Les Etats-Unis, grâce à une campagne de vaccination forcée, une politique monétaire particulièrement accommodante et les 1 900 milliards de dollars (1 560 milliards d’euros) de relance, devraient savoir « Une forte accélération de la croissance », explique William De Vijlder, chef économiste du groupe BNP Paribas. L’assureur-crédit Euler Hermes a fait le calcul. Après une baisse de 8 % en 2020, le commerce mondial de biens et services rebondirait, à + 7,7 % en 2021 et + 6 % en 2022. Pour les entreprises en France, cette dynamique pourrait se traduire par une hausse de 8 % des exportations en 2021 et 5,7% en 2022, soit 59 milliards d’euros à gagner la première année et 47 milliards la seconde.

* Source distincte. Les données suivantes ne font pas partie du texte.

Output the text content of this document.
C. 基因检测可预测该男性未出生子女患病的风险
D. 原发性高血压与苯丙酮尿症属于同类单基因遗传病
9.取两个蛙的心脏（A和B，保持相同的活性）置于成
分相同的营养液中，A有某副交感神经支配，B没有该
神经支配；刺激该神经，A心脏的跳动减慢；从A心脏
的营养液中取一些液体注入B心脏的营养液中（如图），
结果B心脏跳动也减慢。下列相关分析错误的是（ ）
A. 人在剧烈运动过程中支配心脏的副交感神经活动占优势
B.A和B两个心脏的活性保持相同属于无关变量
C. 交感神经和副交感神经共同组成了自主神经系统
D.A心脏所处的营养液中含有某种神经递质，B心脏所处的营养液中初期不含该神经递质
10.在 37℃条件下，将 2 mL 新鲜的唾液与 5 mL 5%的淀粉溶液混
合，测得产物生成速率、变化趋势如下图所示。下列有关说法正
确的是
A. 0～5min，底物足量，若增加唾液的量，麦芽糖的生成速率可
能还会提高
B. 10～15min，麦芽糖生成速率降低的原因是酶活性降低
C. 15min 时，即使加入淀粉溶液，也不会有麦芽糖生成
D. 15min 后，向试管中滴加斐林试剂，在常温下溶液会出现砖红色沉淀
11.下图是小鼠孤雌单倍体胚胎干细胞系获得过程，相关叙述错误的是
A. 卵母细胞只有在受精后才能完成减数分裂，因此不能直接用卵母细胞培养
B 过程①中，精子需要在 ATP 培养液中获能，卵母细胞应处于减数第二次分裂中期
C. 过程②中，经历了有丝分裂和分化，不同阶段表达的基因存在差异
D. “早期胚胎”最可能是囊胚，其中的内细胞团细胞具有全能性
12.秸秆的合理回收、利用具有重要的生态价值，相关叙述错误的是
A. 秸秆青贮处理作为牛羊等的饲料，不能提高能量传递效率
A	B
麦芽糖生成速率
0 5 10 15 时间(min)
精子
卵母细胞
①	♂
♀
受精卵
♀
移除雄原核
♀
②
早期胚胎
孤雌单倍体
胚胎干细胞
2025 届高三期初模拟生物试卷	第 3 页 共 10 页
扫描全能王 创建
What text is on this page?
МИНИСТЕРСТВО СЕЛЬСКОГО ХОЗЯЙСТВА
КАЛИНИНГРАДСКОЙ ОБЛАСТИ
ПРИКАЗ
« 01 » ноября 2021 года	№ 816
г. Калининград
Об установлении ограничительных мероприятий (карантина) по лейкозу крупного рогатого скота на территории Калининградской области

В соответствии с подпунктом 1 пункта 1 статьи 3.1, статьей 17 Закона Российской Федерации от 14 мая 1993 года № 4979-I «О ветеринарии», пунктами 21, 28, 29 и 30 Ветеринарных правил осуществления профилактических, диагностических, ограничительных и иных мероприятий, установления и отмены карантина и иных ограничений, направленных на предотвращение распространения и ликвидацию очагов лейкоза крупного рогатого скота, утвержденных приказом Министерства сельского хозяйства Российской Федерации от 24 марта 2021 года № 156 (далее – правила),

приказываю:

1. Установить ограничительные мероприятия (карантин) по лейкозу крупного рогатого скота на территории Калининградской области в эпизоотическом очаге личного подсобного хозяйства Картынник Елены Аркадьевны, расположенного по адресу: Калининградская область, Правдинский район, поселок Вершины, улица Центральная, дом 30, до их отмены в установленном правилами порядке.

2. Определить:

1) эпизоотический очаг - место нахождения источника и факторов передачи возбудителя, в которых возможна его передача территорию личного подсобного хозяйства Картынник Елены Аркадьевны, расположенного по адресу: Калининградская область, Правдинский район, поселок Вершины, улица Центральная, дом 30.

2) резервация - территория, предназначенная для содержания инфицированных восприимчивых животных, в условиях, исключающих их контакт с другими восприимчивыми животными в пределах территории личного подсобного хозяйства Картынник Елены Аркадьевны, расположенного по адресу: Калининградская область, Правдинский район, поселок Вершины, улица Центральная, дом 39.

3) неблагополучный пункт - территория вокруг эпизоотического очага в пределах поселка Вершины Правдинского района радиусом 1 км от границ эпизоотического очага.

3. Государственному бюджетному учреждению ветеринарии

Les ventes de services d’assurance, de conseil, de recherche et développement à l’étranger sont bien orientées

Une perspective alléchante, même si elle peine encore à se concrétiser, comme en témoignent les chiffres du commerce extérieur de la France, publiés mardi 8 juin. le déficit à plonger. En revanche, le commerce des services se rééquilibre un peu : les ventes de services d’assurance, de conseil, de recherche et développement à l’étranger sont bien orientées.